No major aspect of modern life is untouched by the way many of us now use information technologies. Business, for instance, can be done more quickly and over greater distances, often with much less capital required to get up and running. Politicians e-mail their constituents, offer video introductions to their campaigns on their websites, and provide volunteers with sophisticated digital tools to organize events on their own. Even religion is being transformed: Priests and pastors, imams, rabbis, gurus, and even Buddhist monks have begun to reach their faithful through their weblogs.
Most notable, however, is the way the digital era has transformed how people live their lives and relate to one another and to the world around them.

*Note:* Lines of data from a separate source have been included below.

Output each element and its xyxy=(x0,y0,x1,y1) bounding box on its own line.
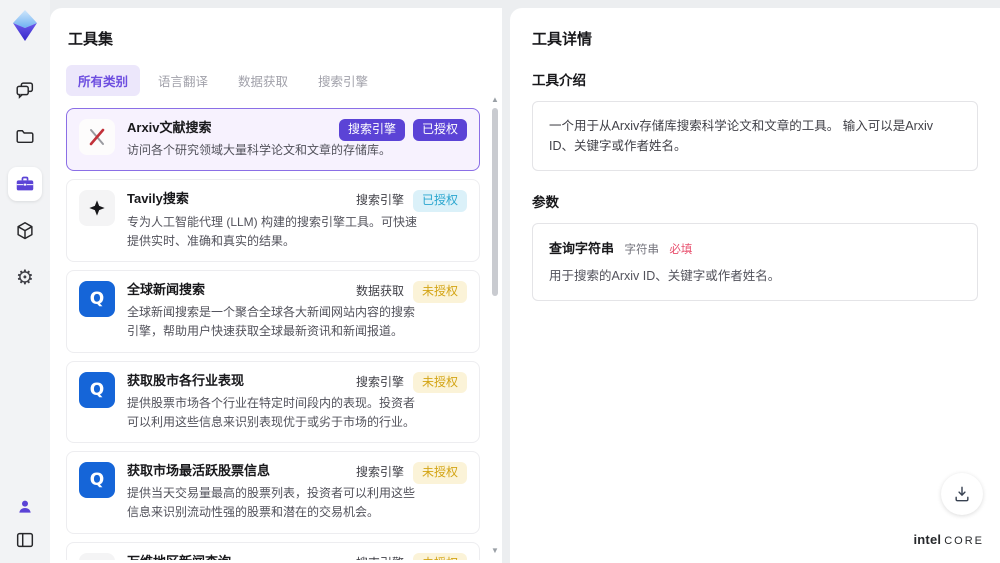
news-q-icon: Q xyxy=(79,280,115,317)
sidebar: ⚙ xyxy=(0,0,50,563)
brand-intel-text: intel xyxy=(913,532,942,547)
tool-list-panel: 工具集 所有类别 语言翻译 数据获取 搜索引擎 Arxiv文献搜索 访问各个研究… xyxy=(50,8,502,563)
intel-core-logo: intel core xyxy=(913,532,984,547)
auth-badge: 未授权 xyxy=(412,552,467,560)
tool-card-regional-news[interactable]: 万维地区新闻查询 查询具体行政区划内的新闻，快速了解各地新闻动 搜索引擎 未授权 xyxy=(66,541,480,560)
tool-card-active-stocks[interactable]: Q 获取市场最活跃股票信息 提供当天交易量最高的股票列表，投资者可以利用这些信息… xyxy=(66,451,480,534)
building-icon xyxy=(79,552,115,560)
category-label: 搜索引擎 xyxy=(355,374,404,389)
tool-card-arxiv[interactable]: Arxiv文献搜索 访问各个研究领域大量科学论文和文章的存储库。 搜索引擎 已授… xyxy=(66,108,480,172)
app-logo-icon[interactable] xyxy=(10,9,40,43)
scroll-up-arrow[interactable]: ▲ xyxy=(490,96,500,104)
category-tabs: 所有类别 语言翻译 数据获取 搜索引擎 xyxy=(66,65,488,96)
category-label: 数据获取 xyxy=(355,283,404,298)
param-name: 查询字符串 xyxy=(549,241,615,256)
brand-core-text: core xyxy=(944,535,984,547)
panel-toggle-icon[interactable] xyxy=(14,529,36,551)
intro-text: 一个用于从Arxiv存储库搜索科学论文和文章的工具。 输入可以是Arxiv ID… xyxy=(549,119,934,153)
chat-icon[interactable] xyxy=(14,79,36,101)
settings-gear-icon[interactable]: ⚙ xyxy=(14,267,36,289)
app-window: ⚙ 工具集 所有类别 语言翻译 数据获取 搜索引擎 Arxiv文献搜索 访问各个… xyxy=(0,0,1000,563)
auth-badge: 未授权 xyxy=(412,280,467,303)
tab-data-fetch[interactable]: 数据获取 xyxy=(226,65,300,96)
auth-badge: 未授权 xyxy=(412,462,467,484)
intro-box: 一个用于从Arxiv存储库搜索科学论文和文章的工具。 输入可以是Arxiv ID… xyxy=(532,101,978,171)
category-label: 搜索引擎 xyxy=(355,465,404,480)
tool-description: 全球新闻搜索是一个聚合全球各大新闻网站内容的搜索引擎，帮助用户快速获取全球最新资… xyxy=(127,305,416,339)
tab-language-translation[interactable]: 语言翻译 xyxy=(146,65,220,96)
folder-icon[interactable] xyxy=(14,126,36,148)
tool-card-global-news[interactable]: Q 全球新闻搜索 全球新闻搜索是一个聚合全球各大新闻网站内容的搜索引擎，帮助用户… xyxy=(66,269,480,353)
auth-badge: 已授权 xyxy=(412,119,467,141)
sidebar-bottom xyxy=(14,496,36,551)
params-heading: 参数 xyxy=(532,195,559,210)
param-box: 查询字符串 字符串 必填 用于搜索的Arxiv ID、关键字或作者姓名。 xyxy=(532,223,978,301)
tool-description: 提供股票市场各个行业在特定时间段内的表现。投资者可以利用这些信息来识别表现优于或… xyxy=(127,395,416,429)
auth-badge: 未授权 xyxy=(412,371,467,394)
tavily-star-icon xyxy=(79,190,115,227)
scroll-down-arrow[interactable]: ▼ xyxy=(490,547,500,555)
scrollbar-thumb[interactable] xyxy=(492,108,498,296)
category-label: 搜索引擎 xyxy=(355,193,404,208)
user-avatar-icon[interactable] xyxy=(14,496,36,518)
tool-card-sector-performance[interactable]: Q 获取股市各行业表现 提供股票市场各个行业在特定时间段内的表现。投资者可以利用… xyxy=(66,360,480,444)
auth-badge: 已授权 xyxy=(412,190,467,212)
detail-title: 工具详情 xyxy=(532,31,593,48)
tool-list: Arxiv文献搜索 访问各个研究领域大量科学论文和文章的存储库。 搜索引擎 已授… xyxy=(66,108,488,560)
toolbox-icon-active[interactable] xyxy=(8,167,42,201)
page-title: 工具集 xyxy=(68,31,114,48)
tool-detail-panel: 工具详情 工具介绍 一个用于从Arxiv存储库搜索科学论文和文章的工具。 输入可… xyxy=(510,8,1000,563)
param-required-badge: 必填 xyxy=(669,244,693,256)
tab-all-categories[interactable]: 所有类别 xyxy=(66,65,141,96)
tool-description: 访问各个研究领域大量科学论文和文章的存储库。 xyxy=(127,143,392,158)
param-description: 用于搜索的Arxiv ID、关键字或作者姓名。 xyxy=(549,269,781,283)
category-badge: 搜索引擎 xyxy=(338,119,405,141)
stock-q-icon: Q xyxy=(79,462,115,499)
category-label: 搜索引擎 xyxy=(355,553,405,560)
tool-description: 专为人工智能代理 (LLM) 构建的搜索引擎工具。可快速提供实时、准确和真实的结… xyxy=(127,214,418,248)
stock-q-icon: Q xyxy=(79,371,115,408)
list-scrollbar[interactable]: ▲ ▼ xyxy=(490,96,500,555)
tab-search-engine[interactable]: 搜索引擎 xyxy=(306,65,380,96)
tool-card-tavily[interactable]: Tavily搜索 专为人工智能代理 (LLM) 构建的搜索引擎工具。可快速提供实… xyxy=(66,179,480,262)
tool-description: 提供当天交易量最高的股票列表，投资者可以利用这些信息来识别流动性强的股票和潜在的… xyxy=(127,486,416,520)
intro-heading: 工具介绍 xyxy=(532,73,586,88)
sidebar-nav: ⚙ xyxy=(8,79,42,289)
param-type: 字符串 xyxy=(624,244,659,256)
param-header: 查询字符串 字符串 必填 xyxy=(549,238,961,258)
download-button[interactable] xyxy=(941,473,983,515)
cube-icon[interactable] xyxy=(14,220,36,242)
arxiv-icon xyxy=(79,119,115,155)
download-icon xyxy=(955,486,969,502)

Some older people were there at the start, and these “Digital Settlers”—though not native to the digital environment, because they grew up in an analog-only world—have helped to shape its contours. These older people are online, too, and often quite sophisticated in their use of these technologies, but they also continue to rely heavily on traditional, analog forms of interaction. Others less familiar with this environment, “Digital Immigrants,” learned how to e-mail and use social networks late in life. You know them by the lame jokes and warnings about urban myths that they still forward to large cc: lists. Those who were born digital don’t remember a world in which letters were printed and sent, much less handwritten, or where people met up at formal dances rather than on Facebook. The changing nature of human relationships is second nature to some, and learned behavior to others.
This narrative is about those who wear the earbuds of an iPod on the subway to their first job, not those of us who still remember how to operate a Sony Walkman or remember buying LPs or eight-track tapes. Much is changing beyond just how much young people pay (or don’t pay) for their music. The young people becoming university students and new entrants in the workforce, while living much of their lives online, are different from us along many dimensions. Unlike those of us just a shade older, this new generation didn’t have to relearn anything to live lives of digital immersion. They learned in digital the first time around; they only know a world that is digital.